OREANDA-NEWS. Fitch Ratings has affirmed PT Telekomunikasi Indonesia Tbk's (Telkom) Long-Term Foreign - and Local-Currency Issuer Default Ratings (IDRs), as well as its foreign-currency senior unsecured rating at 'BBB-'. The Outlooks on the IDRs are Stable.

KEY RATING DRIVERS

Sovereign Constraint: Telkom's IDRs continue to be capped by the Indonesian sovereign (BBB-/Stable) due to the state's majority shareholding (52.6% at end-March 2016) and its significant influence over key operating and financial decisions through its control of the company's board of directors. Telkom is also strategically important as Indonesia's largest fixed and wireless operator.

Reduced Ratings Headroom: Fitch expects Telkom's funds flow from operations (FFO)-adjusted net leverage to increase to just over 1.0x in 2016 and 2017 (2015: 0.9x) due to high capex needs and dividend commitments. Nevertheless, the rating headroom remains large for Telkom's IDRs. The company's solid market position, low leverage and high operating EBITDAR margin of over 50% should continue to support its robust credit profile.

M&A Prospects: The prospect of M&A remains in light of Telkom's ambitions to pursue growth outside Indonesia. However, Fitch does not expect Telkom to undertake debt-funded acquisitions significant enough to have a negative effect on its credit profile - given its conservative nature and the lengthy approval process for state-owned firms. Telkom has considered many M&A deals, including the acquisition of Guam's telecom and pay TV operator, GTA, which fell through in June 2016.

FCF Deficit, High Capex: Telkom's cash flow from operations of IDR36trn-38trn in 2016 and 2017 may not be sufficient to fully cover capex and dividends.
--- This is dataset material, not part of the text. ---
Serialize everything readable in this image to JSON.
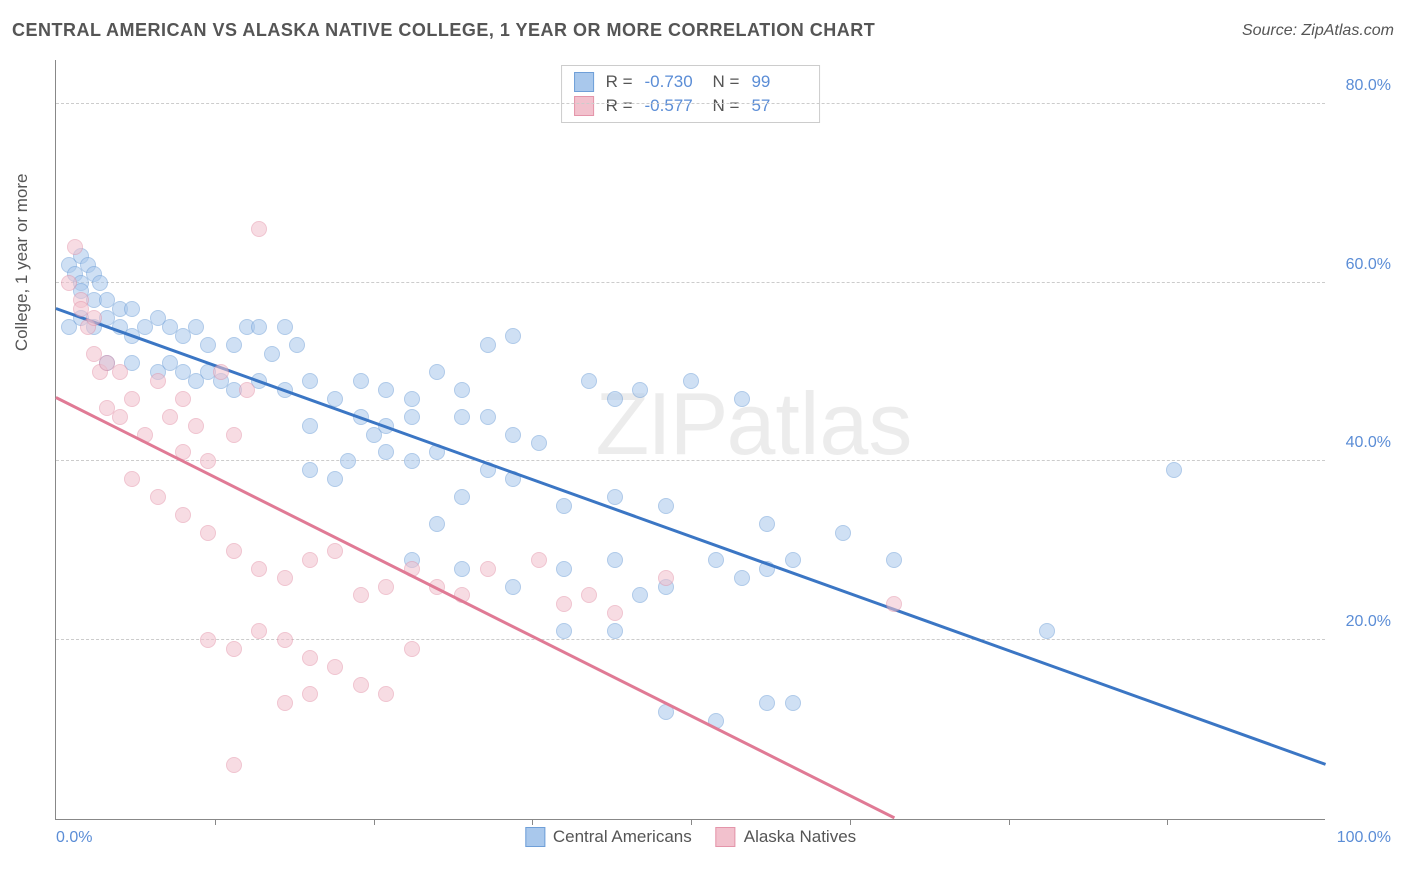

Fitch expects capex/revenue to be around 25%-26%, driven by investment in long-term evolution networks and fibre expansion. Further capex may stem from a possible spectrum auction in 2H16, although we believe this should not materially impact Telkom's credit profile.

Margin Dilution: Fitch expects operating EBITDAR margin to decline 100bp-150bp each year due to the rising share of lower-margin data services in the company's revenue mix. Direct impact from the regulator's proposed cut in interconnection rate - if implemented - will be limited as interconnection revenues only accounted for 4% of Telkom's revenue in 1Q16. Our forecast assumes high single-digit revenue growth and continued price discipline amidst a more benign competitive environment.

LIQUIDITY

Strong Liquidity: Telkom's unrestricted cash of IDR35.7trn at end-March 2016 is sufficient to meet debt maturities of IDR7.7trn over the next 24 months. We expect liquidity to remain strong, given its robust financial position and strong access to capital markets and local banks. Telkom has a low exposure to foreign-currency debt, with 89% of its IDR30.4bn borrowings in rupiah and the remaining 11.2% in US dollar and yen.

KEY ASSUMPTIONS

Fitch's key assumptions within the rating case for Telkom include:

- Revenue to increase at 7%-8% a year in 2016-2017 driven by data services;

- Competition to remain fairly rational, with greater emphasis on profitability than market share;

- Operating EBITDAR margin of around 52%-53% in 2016-2017 due to data-led substitution of more profitable voice and text services;

- Annual cash capex/revenue of around 25%-26% in 2016-2017;

- No material debt-funded M&A plans; and

- Dividend payout ratio of 60% in 2016-2017, consistent with 2015's level.

RATING SENSITIVITIES

Future developments that may, individually or collectively, lead to positive rating action include:

- Upgrade in the sovereign's IDRs

- Weaker links between the government and Telkom

Negative: Future developments that may, individually or collectively, lead to negative rating action include:

- Downgrade of the sovereign's IDRs.

- A significant increase in shareholder return and/or a major debt-funded acquisition.